I’m running HMC to learn a normal distribution, and conditioning on a categorical distribution. A very simplified example of my model is as follows:

from __future__ import absolute_import
from __future__ import division
from __future__ import print_function
import edward as ed
import numpy as np
import tensorflow as tf
from edward.models import Empirical, Normal, Categorical
from edward.inferences import HMC
mu = Normal(mu=0.0, sigma=1.0)
x = Normal(mu=tf.ones(50) * mu, sigma=1.0)
cat = Categorical(p=x)
observed = 3
qmu = Empirical(params=tf.Variable(tf.zeros([1000])))
inference = ed.HMC({mu: qmu},data={cat: observed})
inference.run()
sess = ed.get_session()
print(sess.run(qmu.params))

The acceptance rate is 0, and as a result, I end up with an empirical distribution of 0s for qmu, after inference. I assume this is a conceptual problem, not a coding one, but I’m not quite sure what I’m doing wrong.

As a follow up to this, I’m having trouble finding ways to do exact inference, on a distribution with discrete support in Edward.

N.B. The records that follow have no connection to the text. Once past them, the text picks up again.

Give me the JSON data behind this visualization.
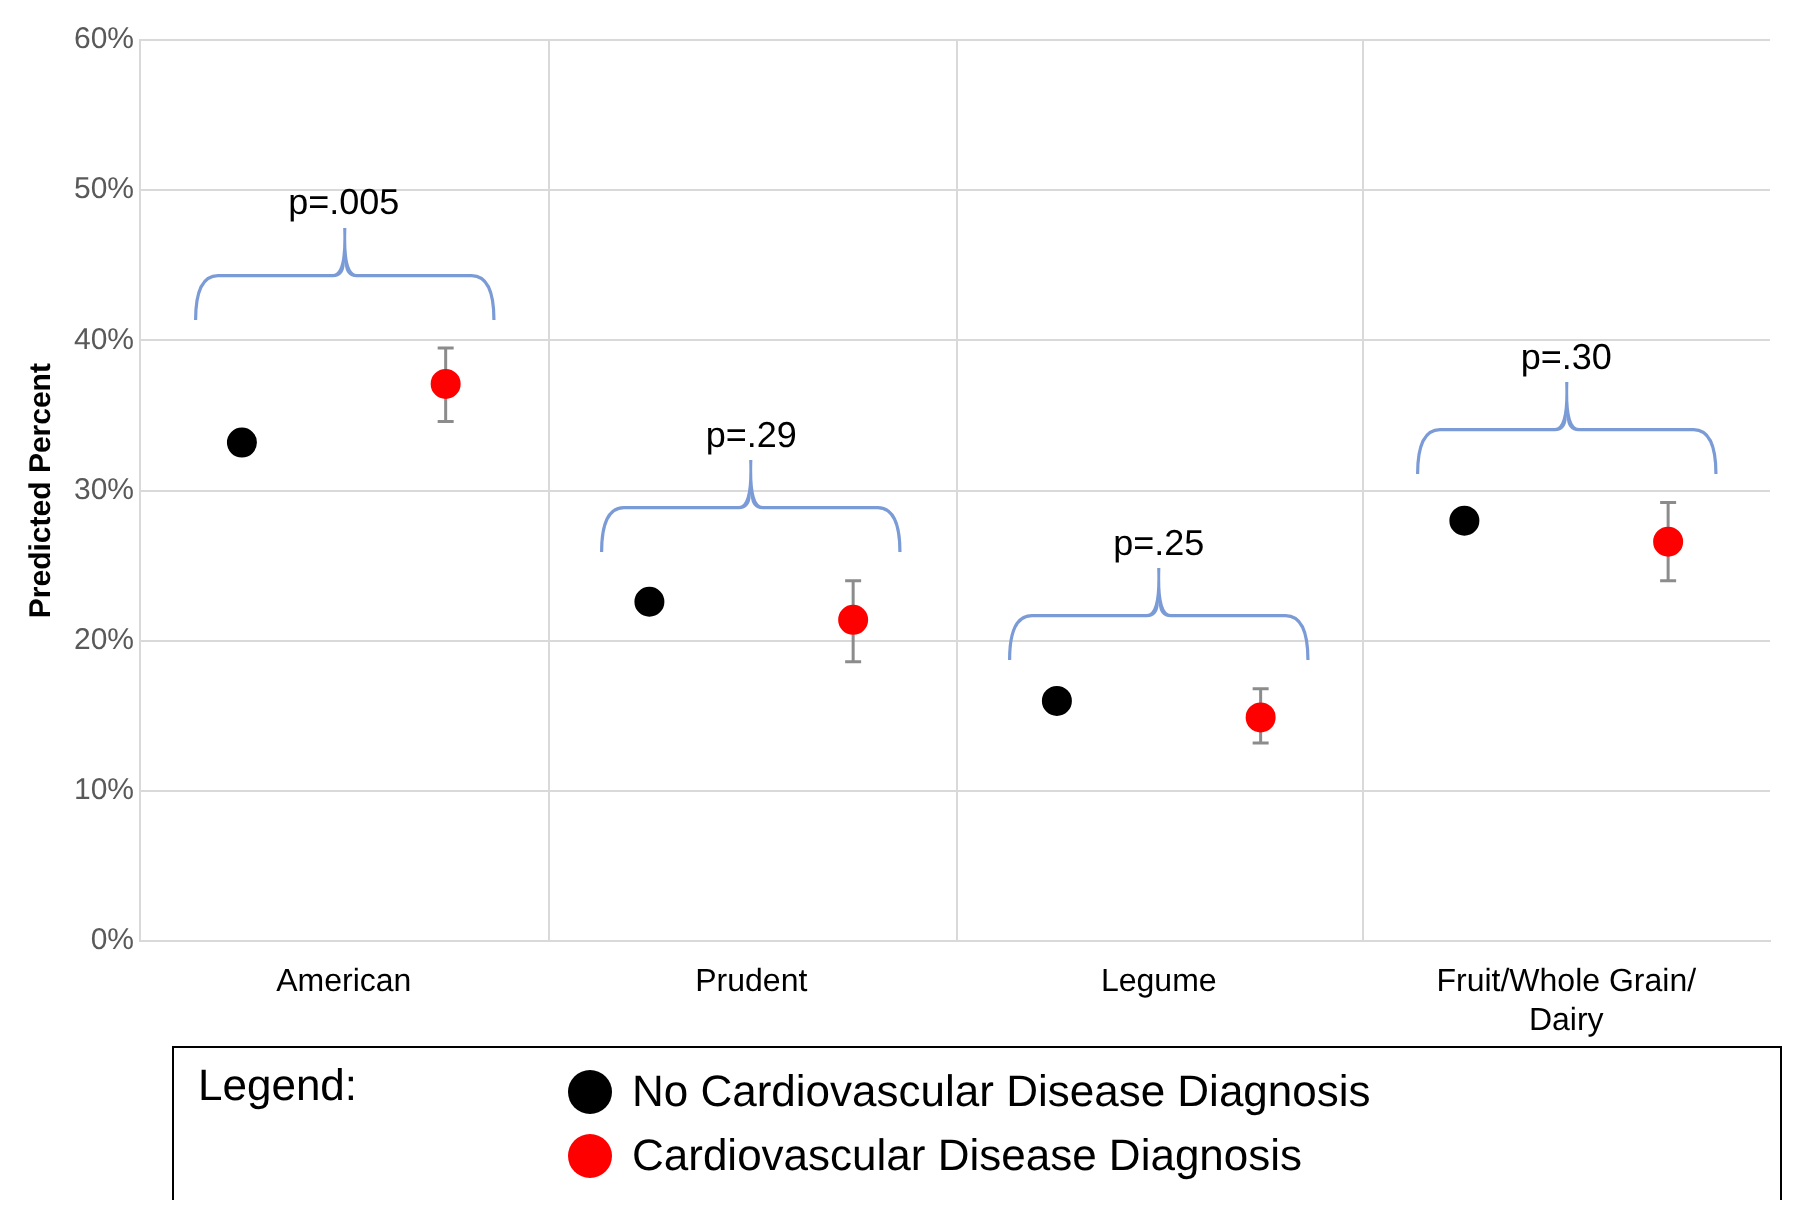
{
  "chart_data": {
    "type": "scatter",
    "ylabel": "Predicted Percent",
    "legend_title": "Legend:",
    "categories": [
      "American",
      "Prudent",
      "Legume",
      "Fruit/Whole Grain/Dairy"
    ],
    "series": [
      {
        "name": "No Cardiovascular Disease Diagnosis",
        "color": "#000000",
        "values": [
          33.2,
          22.6,
          16.0,
          28.0
        ]
      },
      {
        "name": "Cardiovascular Disease Diagnosis",
        "color": "#ff0000",
        "values": [
          37.1,
          21.4,
          14.9,
          26.6
        ],
        "errors": [
          [
            34.6,
            39.5
          ],
          [
            18.6,
            24.0
          ],
          [
            13.2,
            16.8
          ],
          [
            24.0,
            29.2
          ]
        ]
      }
    ],
    "ylim": [
      0,
      60
    ],
    "yticks": [
      {
        "value": 0,
        "label": "0%"
      },
      {
        "value": 10,
        "label": "10%"
      },
      {
        "value": 20,
        "label": "20%"
      },
      {
        "value": 30,
        "label": "30%"
      },
      {
        "value": 40,
        "label": "40%"
      },
      {
        "value": 50,
        "label": "50%"
      },
      {
        "value": 60,
        "label": "60%"
      }
    ],
    "grid": true,
    "legend": "bottom",
    "marker": "circle",
    "annotations": [
      "p=.005",
      "p=.29",
      "p=.25",
      "p=.30"
    ]
  }
}
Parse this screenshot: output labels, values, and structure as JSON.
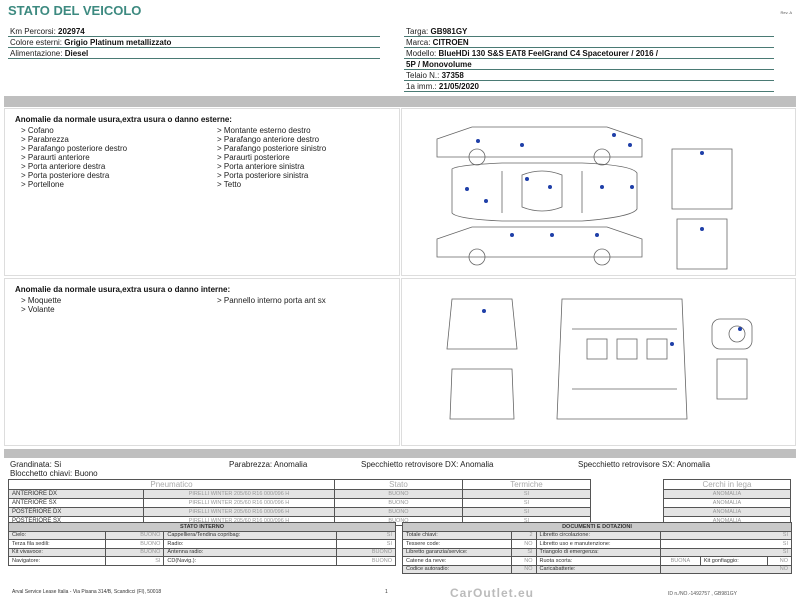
{
  "header": {
    "title": "STATO DEL VEICOLO",
    "rev": "Rev. A"
  },
  "vehicle_left": [
    {
      "label": "Km Percorsi: ",
      "value": "202974"
    },
    {
      "label": "Colore esterni: ",
      "value": "Grigio Platinum metallizzato"
    },
    {
      "label": "Alimentazione: ",
      "value": "Diesel"
    }
  ],
  "vehicle_right": [
    {
      "label": "Targa: ",
      "value": "GB981GY"
    },
    {
      "label": "Marca: ",
      "value": "CITROEN"
    },
    {
      "label": "Modello: ",
      "value": "BlueHDi 130 S&S EAT8 FeelGrand C4 Spacetourer / 2016 /"
    },
    {
      "label": "",
      "value": "5P / Monovolume"
    },
    {
      "label": "Telaio N.: ",
      "value": "37358"
    },
    {
      "label": "1a imm.: ",
      "value": "21/05/2020"
    }
  ],
  "external": {
    "title": "Anomalie da normale usura,extra usura o danno esterne:",
    "col1": [
      "> Cofano",
      "> Parabrezza",
      "> Parafango posteriore destro",
      "> Paraurti anteriore",
      "> Porta anteriore destra",
      "> Porta posteriore destra",
      "> Portellone"
    ],
    "col2": [
      "> Montante esterno destro",
      "> Parafango anteriore destro",
      "> Parafango posteriore sinistro",
      "> Paraurti posteriore",
      "> Porta anteriore sinistra",
      "> Porta posteriore sinistra",
      "> Tetto"
    ]
  },
  "internal": {
    "title": "Anomalie da normale usura,extra usura o danno interne:",
    "col1": [
      "> Moquette",
      "> Volante"
    ],
    "col2": [
      "> Pannello interno porta ant sx"
    ]
  },
  "summary": {
    "grandinata": "Grandinata: Si",
    "blocchetto": "Blocchetto chiavi: Buono",
    "parabrezza": "Parabrezza: Anomalia",
    "specchietto_dx": "Specchietto retrovisore DX: Anomalia",
    "specchietto_sx": "Specchietto retrovisore SX: Anomalia"
  },
  "tyres": {
    "headers": [
      "Pneumatico",
      "Stato",
      "Termiche",
      "Cerchi in lega"
    ],
    "rows": [
      {
        "pos": "ANTERIORE DX",
        "tyre": "PIRELLI WINTER 205/60 R16 000/096 H",
        "stato": "BUONO",
        "term": "SI",
        "cerchi": "ANOMALIA"
      },
      {
        "pos": "ANTERIORE SX",
        "tyre": "PIRELLI WINTER 205/60 R16 000/096 H",
        "stato": "BUONO",
        "term": "SI",
        "cerchi": "ANOMALIA"
      },
      {
        "pos": "POSTERIORE DX",
        "tyre": "PIRELLI WINTER 205/60 R16 000/096 H",
        "stato": "BUONO",
        "term": "SI",
        "cerchi": "ANOMALIA"
      },
      {
        "pos": "POSTERIORE SX",
        "tyre": "PIRELLI WINTER 205/60 R16 000/096 H",
        "stato": "BUONO",
        "term": "SI",
        "cerchi": "ANOMALIA"
      }
    ]
  },
  "stato_interno": {
    "title": "STATO INTERNO",
    "rows": [
      [
        "Cielo:",
        "BUONO",
        "Cappelliera/Tendina copribag:",
        "SI"
      ],
      [
        "Terza fila sedili:",
        "BUONO",
        "Radio:",
        "SI"
      ],
      [
        "Kit vivavoce:",
        "BUONO",
        "Antenna radio:",
        "BUONO"
      ],
      [
        "Navigatore:",
        "SI",
        "CD(Navig.):",
        "BUONO"
      ]
    ]
  },
  "documenti": {
    "title": "DOCUMENTI E DOTAZIONI",
    "rows": [
      [
        "Totale chiavi:",
        "2",
        "Libretto circolazione:",
        "SI"
      ],
      [
        "Tessere code:",
        "NO",
        "Libretto uso e manutenzione:",
        "SI"
      ],
      [
        "Libretto garanzia/service:",
        "SI",
        "Triangolo di emergenza:",
        "SI"
      ],
      [
        "Catene da neve:",
        "NO",
        "Ruota scorta:",
        "BUONA"
      ],
      [
        "Codice autoradio:",
        "NO",
        "Caricabatterie:",
        "NO"
      ]
    ],
    "kit_label": "Kit gonfiaggio:",
    "kit_value": "NO"
  },
  "footer": {
    "address": "Arval Service Lease Italia - Via Pisana 314/B, Scandicci (FI), 50018",
    "page": "1",
    "id": "ID n./NO.-1492757 , GB981GY",
    "watermark": "CarOutlet.eu"
  },
  "colors": {
    "title": "#3d8a80",
    "dot": "#1f3fa8"
  }
}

For example, suppose I have a joint distribution, over a Normal and a Categorical. I assume the Edwardian method is to compose two inference algorithims, e.g. HMC for the Normal, and something that supports discrete distributions for the Categorical. Sorry if this doesn’t make sense - happy to go into more detail, but not sure if this is the right place to sort out my conceptual confusions.

The model is not well-defined. You’re defining x as a Normal prior and then parameterizing cat's probabilities according to its sample. If you want to parameterize a Categorical with real values, try its logit parameterization. Swapping the line with

cat = Categorical(logits=x)

works. (Also, note you are defining a prior for x but not performing any inference on it. This is fine only in toy problems like this.)

suppose I have a joint distribution, over a Normal and a Categorical. I assume the Edwardian method is to compose two inference algorithims, e.g. HMC for the Normal, and something that supports discrete distributions for the Categorical.

It depends on what variables are latent and what variables are observed. In the provided example, the data is discrete (the categorical variable is observed). Thus you don’t need to do any “inference” over it; you only need to do inference over the unobserved variables (the normal).

Thanks - yeah, I see that the toy example I gave was ill-defined, sorry about that. As for the other question, I’m having a little trouble working out from the docs how to do exact inference for a discrete distribution. Say I have two latent variables: one is a Normal distribution, the other a Categorical. I want to use HMC for the former and something exact for the latter. My understanding is that I can just do two separate inferences, one for each, but if so, what class of inference should I use for the categorical?

Thanks, and good job with Edward - it’s really awesome!

if so, what class of inference should I use for the categorical?

There’s no universal solution: any inference that works over discrete variables is worth experimenting with (e.g., ideally Gibbs, or KLqp, or MetropolisHastings). You can refer to the reference (http://edwardlib.org/api/reference). You mention you want something “exact”. Can you elaborate?

What I was thinking of was something like webppl’s “enumerate” inference, which just gives a deterministic solution to the inference problem by enumerating through the support of the discrete distribution. I’m currently doing this “by hand” in Edward, but wanted to check if there was a more Edwardian way.

You can use the Mixture random variable, which integrates out the categorical probabilities. It’s also more efficient than naive approaches in that its log-density uses the logsumexp trick.

I suppose we could also have something like a ed.enumerate(x) function if helpful. It can return a Mixture random variable integrating over all the {categorical,bernoulli,multinomial,binomial} random variables that x depends on.

Ah, that makes sense, thanks! I guess “enumerate” might be useful for examples for people new to probabilistic programming, in order to show simple cases of inference, but this solution seems good.